So, reading the last few posts there appear to be some misconceptions about the '-r' option and extended RegEx in GNU sed.
The most important thing to notice is that GNU sed by default understands extended RegEx. Supplying the '-r' option does
not add any additional functionality. It simply avoids the need for escaping them. E.g., the "+" is an extended RegEx. To have sed interpret it as such you have to prepend a backslash, like "\+". Using the -r option simply makes the backslash obsolete in most cases:
Code:
echo 'word' | sed 's/w\+/C/'
echo 'word' | sed -r 's/w+/C/' # same as above
Same goes for parenthesis:
Code:
echo 'word word' | sed 's/\(word\) \1/\1 CHANGE/'
echo 'word word' | sed -r 's/(word) \1/\1 CHANGE/' # same as above
However, this is not true for "\<" and "\>:
Code:
echo 'word' | sed 's/\<w.*\>/CHANGE/'
echo 'word' | sed -r 's/\<w.*\>/CHANGE/' # same as above
echo 'word' | sed -r 's/<w.*>/CHANGE/' # not same as above; expects literal '<' and '>' in input string.
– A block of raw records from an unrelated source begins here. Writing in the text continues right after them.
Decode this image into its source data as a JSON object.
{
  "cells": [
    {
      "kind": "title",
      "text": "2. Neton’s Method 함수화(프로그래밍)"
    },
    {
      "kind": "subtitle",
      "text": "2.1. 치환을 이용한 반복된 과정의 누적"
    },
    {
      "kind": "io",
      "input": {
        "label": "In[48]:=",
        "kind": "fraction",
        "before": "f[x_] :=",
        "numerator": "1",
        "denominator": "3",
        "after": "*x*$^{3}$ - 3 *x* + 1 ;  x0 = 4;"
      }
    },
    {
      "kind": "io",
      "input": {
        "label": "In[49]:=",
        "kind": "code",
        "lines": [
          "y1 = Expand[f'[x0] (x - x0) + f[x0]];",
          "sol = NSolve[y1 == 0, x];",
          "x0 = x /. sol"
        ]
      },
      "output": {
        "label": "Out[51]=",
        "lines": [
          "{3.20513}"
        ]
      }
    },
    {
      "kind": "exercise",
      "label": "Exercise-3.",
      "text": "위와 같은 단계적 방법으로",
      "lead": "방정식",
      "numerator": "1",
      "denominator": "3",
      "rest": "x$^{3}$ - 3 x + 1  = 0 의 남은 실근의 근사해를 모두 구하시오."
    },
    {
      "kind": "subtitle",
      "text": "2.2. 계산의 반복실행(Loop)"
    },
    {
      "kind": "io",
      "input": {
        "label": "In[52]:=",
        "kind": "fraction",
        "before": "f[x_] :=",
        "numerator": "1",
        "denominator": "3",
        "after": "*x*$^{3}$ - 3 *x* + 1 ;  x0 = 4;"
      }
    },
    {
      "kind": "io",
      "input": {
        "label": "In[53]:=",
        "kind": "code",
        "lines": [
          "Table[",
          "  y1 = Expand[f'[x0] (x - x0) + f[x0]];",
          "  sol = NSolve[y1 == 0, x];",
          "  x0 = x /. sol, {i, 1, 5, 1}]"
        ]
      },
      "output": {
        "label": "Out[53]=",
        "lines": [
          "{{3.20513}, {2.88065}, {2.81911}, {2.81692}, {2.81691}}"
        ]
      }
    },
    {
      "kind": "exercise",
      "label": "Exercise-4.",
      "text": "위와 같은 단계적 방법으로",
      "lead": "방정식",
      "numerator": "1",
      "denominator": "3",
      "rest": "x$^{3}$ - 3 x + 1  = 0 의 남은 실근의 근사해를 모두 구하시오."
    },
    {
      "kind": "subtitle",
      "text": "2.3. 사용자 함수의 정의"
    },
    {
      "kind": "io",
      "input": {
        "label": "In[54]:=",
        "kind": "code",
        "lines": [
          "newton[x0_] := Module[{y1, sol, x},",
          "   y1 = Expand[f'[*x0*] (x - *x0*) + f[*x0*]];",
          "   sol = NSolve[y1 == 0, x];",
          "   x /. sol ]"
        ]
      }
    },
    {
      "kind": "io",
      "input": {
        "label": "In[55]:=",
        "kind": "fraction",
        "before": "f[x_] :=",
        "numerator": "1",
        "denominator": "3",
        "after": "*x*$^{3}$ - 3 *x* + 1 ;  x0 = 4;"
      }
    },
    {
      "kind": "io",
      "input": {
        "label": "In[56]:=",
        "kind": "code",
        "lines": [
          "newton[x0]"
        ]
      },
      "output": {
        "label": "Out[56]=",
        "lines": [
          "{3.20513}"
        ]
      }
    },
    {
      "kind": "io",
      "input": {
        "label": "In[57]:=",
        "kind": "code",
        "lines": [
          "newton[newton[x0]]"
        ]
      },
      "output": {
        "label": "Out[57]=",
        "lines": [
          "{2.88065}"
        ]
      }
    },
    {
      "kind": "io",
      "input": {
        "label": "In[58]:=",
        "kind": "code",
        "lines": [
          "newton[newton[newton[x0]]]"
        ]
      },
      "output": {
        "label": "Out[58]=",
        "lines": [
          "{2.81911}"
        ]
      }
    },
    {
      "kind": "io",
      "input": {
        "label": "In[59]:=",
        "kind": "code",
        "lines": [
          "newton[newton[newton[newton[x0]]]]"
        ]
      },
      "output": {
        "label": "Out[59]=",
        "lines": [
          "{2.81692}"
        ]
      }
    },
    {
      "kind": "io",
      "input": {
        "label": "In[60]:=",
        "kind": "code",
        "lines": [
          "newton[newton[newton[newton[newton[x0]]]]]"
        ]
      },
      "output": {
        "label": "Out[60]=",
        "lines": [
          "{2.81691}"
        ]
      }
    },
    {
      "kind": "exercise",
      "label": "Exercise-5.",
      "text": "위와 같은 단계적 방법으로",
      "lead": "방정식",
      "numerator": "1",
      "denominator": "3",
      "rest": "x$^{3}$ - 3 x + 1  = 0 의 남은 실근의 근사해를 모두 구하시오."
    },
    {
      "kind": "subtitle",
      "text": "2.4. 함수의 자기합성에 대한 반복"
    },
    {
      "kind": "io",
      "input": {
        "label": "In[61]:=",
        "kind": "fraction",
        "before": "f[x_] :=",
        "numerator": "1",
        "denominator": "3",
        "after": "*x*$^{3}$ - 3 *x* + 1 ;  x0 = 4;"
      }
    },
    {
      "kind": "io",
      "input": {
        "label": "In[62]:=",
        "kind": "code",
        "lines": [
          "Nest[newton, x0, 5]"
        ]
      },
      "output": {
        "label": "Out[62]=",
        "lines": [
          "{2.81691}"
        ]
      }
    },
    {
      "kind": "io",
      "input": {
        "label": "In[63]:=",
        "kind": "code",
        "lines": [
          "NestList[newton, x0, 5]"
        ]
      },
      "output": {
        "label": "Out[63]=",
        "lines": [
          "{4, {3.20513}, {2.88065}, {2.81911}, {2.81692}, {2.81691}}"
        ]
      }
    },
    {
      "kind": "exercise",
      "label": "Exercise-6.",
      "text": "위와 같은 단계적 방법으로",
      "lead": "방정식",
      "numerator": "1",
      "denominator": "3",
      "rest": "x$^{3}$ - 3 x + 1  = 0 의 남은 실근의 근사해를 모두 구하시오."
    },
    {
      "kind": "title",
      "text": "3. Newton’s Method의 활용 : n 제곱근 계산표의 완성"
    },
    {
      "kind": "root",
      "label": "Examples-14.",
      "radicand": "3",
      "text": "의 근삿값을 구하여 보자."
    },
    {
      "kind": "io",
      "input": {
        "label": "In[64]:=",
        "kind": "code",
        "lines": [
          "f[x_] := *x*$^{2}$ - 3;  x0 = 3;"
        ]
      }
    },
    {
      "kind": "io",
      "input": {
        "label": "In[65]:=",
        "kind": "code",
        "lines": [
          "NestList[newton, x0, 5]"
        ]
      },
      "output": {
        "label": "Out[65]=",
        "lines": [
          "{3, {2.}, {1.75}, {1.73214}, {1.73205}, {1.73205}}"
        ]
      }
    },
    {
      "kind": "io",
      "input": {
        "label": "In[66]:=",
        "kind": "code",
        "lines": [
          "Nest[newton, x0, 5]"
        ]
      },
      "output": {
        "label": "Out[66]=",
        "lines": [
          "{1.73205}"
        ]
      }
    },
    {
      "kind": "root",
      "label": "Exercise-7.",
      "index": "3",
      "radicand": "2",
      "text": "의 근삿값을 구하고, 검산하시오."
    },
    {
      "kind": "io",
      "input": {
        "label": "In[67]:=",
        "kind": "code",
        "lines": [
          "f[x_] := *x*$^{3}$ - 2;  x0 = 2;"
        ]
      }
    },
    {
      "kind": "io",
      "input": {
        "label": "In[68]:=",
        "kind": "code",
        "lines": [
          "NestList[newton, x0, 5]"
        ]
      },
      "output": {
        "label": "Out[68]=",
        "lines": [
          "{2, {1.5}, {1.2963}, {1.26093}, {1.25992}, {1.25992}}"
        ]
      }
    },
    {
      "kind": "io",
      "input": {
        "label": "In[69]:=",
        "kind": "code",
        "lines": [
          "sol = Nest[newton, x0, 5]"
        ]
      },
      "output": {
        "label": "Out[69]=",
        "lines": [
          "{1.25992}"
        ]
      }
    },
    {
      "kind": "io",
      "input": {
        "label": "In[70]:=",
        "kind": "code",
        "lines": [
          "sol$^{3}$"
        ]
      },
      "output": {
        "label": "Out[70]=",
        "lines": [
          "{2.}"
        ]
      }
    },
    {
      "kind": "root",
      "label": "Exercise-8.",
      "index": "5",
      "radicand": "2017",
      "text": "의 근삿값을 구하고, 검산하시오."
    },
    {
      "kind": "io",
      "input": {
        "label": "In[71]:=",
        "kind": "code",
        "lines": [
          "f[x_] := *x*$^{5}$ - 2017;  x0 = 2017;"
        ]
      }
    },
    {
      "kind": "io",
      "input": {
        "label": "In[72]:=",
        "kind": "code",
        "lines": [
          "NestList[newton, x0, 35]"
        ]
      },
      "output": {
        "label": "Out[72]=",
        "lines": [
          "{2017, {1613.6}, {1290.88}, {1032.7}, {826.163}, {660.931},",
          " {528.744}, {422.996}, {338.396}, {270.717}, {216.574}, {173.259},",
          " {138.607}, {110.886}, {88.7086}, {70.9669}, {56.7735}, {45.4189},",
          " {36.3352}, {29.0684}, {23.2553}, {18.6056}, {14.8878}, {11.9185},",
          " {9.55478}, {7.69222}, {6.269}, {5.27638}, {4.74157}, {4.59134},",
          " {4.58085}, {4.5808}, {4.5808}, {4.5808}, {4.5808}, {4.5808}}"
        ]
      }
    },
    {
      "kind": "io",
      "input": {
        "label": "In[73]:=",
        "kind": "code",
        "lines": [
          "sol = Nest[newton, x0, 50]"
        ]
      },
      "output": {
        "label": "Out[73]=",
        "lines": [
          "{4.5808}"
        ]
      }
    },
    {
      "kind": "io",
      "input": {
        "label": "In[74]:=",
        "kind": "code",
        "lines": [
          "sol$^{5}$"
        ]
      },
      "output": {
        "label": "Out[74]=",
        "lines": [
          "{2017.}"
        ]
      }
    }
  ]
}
So word boundary symbols "\<" and "\>" need to be escaped in any case. This behavior is a bit inconsistent.
@OP: You said that you are reading the tutorial by Bruce Barnett. I suppose you mean the tutorials on this site:
http://www.grymoire.com/Unix
You might get a bit confused when you read the tutorial about Regex in general on that site, especially this chapter:
http://www.grymoire.com/Unix/Regular.html#uh-12
It says that "\{" and "\}" are basic RegEx and that they cannot be used as extended RegEx. However, in the table further down it is marked as extended RegEx. This is contradictory.
Anyway, RegExes are a great source for confusion since every language/program seems to add its own small modifications to them.
BTW, this is how sed handles "{}":
Code:
echo 'hello' | sed 's/l\{2\}/CC/'
echo 'hello' | sed -r 's/l{2}/CC/' # same as above